W Muzeum Powstania Warszawskiego odbyła się uroczystość odznaczenia Powstańców Warszawskich przez prezydenta Bronisława Komorowskiego. Niestety przypominała ona bardziej wiec partyjny – a to m.in. za sprawą generała Ścibor – Rylskiego.
Bronisław Komorowski wykorzystał uroczystość do tego, by ponownie pochwalić się osiągnięciami 25 lecia „wolności”. Ustępujący prezydent dodał, że „nie zgadza się z tymi, którzy twierdzą, że Polskę trzeba odbudowywać ze zgliszczy i z ruin”, „Jest coś niemądrego w tych twierdzeniach. Przeczy im to, co widzimy”. Usłyszeliśmy również, że: „po dwudziestu paru latach z satysfakcją widzimy dziś skutki odzyskania wolności”.
To nie był jednak koniec. Prawdziwy popis dał powstaniec warszawski, zarejestrowany przez UB jako TW „Zdzisławski” – generał Ścibor – Rylski.

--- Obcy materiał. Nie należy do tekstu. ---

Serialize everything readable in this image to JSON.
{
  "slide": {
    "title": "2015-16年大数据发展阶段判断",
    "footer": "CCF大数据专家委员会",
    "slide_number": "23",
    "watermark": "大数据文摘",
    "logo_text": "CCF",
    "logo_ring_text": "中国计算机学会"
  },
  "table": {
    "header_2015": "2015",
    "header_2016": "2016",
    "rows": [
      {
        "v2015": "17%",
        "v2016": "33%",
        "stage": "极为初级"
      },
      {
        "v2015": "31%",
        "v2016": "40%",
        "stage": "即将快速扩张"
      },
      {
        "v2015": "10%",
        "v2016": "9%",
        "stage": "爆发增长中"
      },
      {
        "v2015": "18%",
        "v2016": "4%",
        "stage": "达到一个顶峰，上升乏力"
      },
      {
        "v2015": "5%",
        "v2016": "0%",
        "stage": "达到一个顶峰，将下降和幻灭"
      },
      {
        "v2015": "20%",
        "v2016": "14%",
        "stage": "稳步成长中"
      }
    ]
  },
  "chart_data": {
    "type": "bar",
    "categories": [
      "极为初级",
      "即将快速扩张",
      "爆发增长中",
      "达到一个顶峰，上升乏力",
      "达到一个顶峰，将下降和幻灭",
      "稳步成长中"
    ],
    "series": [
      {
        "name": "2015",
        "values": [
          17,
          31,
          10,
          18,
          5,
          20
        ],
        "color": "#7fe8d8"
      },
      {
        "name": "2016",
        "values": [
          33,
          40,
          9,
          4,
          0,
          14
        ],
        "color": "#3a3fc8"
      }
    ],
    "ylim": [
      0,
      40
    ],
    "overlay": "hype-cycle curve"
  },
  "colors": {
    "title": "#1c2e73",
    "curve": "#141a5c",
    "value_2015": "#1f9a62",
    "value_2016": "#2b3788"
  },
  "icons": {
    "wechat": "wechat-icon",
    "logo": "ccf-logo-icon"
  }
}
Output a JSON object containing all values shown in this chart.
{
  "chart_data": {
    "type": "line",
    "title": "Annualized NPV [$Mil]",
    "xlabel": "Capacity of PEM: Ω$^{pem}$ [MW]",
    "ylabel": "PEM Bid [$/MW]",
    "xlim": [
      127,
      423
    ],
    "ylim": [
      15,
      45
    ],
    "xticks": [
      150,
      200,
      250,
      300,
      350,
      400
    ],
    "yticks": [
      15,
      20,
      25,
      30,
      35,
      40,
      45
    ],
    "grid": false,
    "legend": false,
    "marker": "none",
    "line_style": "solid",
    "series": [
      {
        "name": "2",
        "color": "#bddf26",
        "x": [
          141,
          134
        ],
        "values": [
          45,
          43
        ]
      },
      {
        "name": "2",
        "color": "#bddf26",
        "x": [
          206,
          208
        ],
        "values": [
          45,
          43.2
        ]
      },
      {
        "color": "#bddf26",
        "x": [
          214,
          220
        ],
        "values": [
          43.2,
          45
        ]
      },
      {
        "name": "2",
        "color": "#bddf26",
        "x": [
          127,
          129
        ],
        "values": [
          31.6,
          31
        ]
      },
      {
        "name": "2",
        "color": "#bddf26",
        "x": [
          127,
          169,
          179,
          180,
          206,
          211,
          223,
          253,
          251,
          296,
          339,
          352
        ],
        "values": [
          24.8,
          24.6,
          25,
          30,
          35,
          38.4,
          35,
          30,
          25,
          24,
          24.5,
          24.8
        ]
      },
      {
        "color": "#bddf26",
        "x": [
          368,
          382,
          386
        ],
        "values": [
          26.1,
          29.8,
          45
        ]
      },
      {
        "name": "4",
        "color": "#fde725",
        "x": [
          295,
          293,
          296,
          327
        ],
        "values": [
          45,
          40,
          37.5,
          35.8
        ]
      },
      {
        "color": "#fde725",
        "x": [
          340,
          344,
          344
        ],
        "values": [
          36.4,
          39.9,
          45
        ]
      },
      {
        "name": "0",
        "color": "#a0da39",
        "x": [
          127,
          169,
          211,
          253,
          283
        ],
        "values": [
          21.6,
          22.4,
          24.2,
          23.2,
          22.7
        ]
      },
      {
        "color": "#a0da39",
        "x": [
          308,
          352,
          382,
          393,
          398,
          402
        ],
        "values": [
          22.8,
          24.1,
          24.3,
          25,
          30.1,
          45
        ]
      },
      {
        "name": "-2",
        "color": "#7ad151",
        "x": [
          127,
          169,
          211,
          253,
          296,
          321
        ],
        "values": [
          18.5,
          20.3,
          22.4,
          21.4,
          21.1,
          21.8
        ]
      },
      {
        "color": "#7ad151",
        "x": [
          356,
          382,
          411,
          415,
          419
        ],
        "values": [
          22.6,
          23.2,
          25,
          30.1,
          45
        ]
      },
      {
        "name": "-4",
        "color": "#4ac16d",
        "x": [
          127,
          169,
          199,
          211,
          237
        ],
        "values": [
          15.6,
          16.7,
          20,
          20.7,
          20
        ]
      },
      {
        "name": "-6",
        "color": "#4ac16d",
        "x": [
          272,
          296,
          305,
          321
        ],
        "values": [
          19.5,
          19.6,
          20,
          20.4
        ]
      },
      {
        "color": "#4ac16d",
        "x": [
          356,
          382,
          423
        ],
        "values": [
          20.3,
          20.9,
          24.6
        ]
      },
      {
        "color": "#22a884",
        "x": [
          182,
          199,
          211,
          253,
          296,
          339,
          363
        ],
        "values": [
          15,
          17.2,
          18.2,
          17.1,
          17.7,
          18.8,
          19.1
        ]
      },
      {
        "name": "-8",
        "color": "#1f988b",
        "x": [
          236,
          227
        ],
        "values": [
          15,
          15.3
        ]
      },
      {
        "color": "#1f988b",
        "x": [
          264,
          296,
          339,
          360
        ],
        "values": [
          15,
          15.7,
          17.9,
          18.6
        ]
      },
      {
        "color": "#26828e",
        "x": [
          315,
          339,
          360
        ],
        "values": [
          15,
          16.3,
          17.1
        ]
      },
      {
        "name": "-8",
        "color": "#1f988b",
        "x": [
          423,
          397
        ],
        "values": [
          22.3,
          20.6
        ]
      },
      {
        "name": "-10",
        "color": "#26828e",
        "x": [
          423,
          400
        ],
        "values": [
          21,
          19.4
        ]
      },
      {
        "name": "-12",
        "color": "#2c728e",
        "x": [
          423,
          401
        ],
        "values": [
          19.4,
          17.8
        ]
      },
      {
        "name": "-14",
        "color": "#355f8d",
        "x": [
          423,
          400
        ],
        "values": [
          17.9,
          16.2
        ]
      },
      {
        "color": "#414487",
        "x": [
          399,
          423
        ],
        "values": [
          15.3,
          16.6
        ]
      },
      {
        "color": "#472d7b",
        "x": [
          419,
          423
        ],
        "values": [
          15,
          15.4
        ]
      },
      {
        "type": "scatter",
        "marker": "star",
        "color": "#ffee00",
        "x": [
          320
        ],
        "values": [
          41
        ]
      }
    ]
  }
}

Mam nadzieje, że spotkanie dzisiaj, jutro, pojutrze z panem prezydentem najjaśniejszej Rzeczpospolitej Polskiej nie będzie ostatnim. Dajemy urlop panu prezydentowi na pięć lat. Ale za pięć lat spotkamy się tutaj! Musimy się spotkać, panie prezydencie. Ja będę obserwował z góry, czy dotrzymacie tej obietnicy. Dobrze? Do zobaczenia za pięć lat z panem prezydentem tutaj, w Muzeum Powstania – stwierdził generał.